Posted by Annette Bellisari on

Crab Cake Skewars

Yield 24 Balls


8 ounces cream cheese, room temperature

3/4 cup finely grated Parmesan cheese, divided

1 large egg

1/4 cup sour cream

1 teaspoon finely grated orange peel

1/2 teaspoon finely grated lemon peel

4 teaspoons plus 2 tablespoons chopped fresh chives, divided

1/4 teaspoon coarse kosher salt

Large pinch of cayenne pepper

6 ounces fresh lump crabmeat, picked over, patted dry, coarsely shredded

1 cup panko breadcrumbs

1/4 cup (1/2 stick) unsalted butter, melted, plus more for pans

Fresh chives, cut into pieces

6-inch wooden skewers

1 jar of Bellisari’s Blue Cheese, Honey & Shallot Spread or Bellisari’s Blistered Jalapeno & Fig Spread for dipping.


Using electric mixer, beat cream cheese in medium bowl until smooth.

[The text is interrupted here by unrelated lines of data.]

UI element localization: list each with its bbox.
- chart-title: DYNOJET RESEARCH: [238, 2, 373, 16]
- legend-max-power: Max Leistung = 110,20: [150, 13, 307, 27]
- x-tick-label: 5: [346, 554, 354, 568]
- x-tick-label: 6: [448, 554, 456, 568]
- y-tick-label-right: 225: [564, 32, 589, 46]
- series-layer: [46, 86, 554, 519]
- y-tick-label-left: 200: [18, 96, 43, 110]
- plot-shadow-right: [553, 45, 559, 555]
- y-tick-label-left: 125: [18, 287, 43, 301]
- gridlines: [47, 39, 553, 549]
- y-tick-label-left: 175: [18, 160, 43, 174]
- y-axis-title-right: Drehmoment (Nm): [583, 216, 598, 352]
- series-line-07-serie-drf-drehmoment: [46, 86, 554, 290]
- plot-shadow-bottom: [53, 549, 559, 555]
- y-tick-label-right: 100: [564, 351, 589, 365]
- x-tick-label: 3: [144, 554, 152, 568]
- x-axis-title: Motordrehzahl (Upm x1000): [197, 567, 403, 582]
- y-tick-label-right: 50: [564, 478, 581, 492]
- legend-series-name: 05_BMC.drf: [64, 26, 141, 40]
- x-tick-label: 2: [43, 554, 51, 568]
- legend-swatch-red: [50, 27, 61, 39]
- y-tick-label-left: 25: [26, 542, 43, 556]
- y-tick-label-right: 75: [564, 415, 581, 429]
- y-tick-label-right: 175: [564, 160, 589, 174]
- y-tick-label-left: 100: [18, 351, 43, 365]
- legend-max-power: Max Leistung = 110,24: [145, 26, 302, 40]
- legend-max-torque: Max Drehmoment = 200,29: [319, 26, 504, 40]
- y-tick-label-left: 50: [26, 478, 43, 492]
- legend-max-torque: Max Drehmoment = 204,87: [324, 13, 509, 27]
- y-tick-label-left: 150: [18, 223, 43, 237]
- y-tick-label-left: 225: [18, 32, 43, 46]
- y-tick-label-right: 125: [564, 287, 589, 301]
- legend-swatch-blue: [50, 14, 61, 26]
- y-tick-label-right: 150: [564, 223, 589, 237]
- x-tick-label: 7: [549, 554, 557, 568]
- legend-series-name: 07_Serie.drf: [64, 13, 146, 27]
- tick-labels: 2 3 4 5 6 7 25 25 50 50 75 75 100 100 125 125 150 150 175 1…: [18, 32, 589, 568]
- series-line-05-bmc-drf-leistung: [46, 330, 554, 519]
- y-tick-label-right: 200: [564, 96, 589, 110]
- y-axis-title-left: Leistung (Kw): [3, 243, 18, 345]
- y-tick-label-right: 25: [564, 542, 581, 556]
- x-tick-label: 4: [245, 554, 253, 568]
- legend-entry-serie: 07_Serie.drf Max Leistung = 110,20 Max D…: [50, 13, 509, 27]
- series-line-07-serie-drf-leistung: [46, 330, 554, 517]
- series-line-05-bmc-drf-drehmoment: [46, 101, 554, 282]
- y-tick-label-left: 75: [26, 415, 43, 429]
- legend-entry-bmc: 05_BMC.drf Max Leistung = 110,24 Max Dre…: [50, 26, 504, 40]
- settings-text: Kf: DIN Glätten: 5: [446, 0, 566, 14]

Add 1/4 cup Parmesan and egg; beat to blend. Beat in sour cream, citrus peels, 4 teaspoons chopped chives, coarse salt, and cayenne pepper. Fold in crabmeat. DO AHEAD: Can be made 1 day ahead-this will keep balls more firm. Cover and chill.

Preheat oven to 350°F. Toss panko, 1/2 cup Parmesan, and 2 tablespoons chopped chives in small bowl. Drizzle 1/4 cup melted butter over, tossing with fork until evenly moistened. Roll 1 generous tablespoon crab mixture into the bread mixture Sprinkle rounded teaspoon of panko mixture over each (some may be left over). Gently slide on each skewer. (3-4 each skewer)

Arrange on baking sheet; let stand at room temperature. Bake at 350 for 6 to 8 minutes.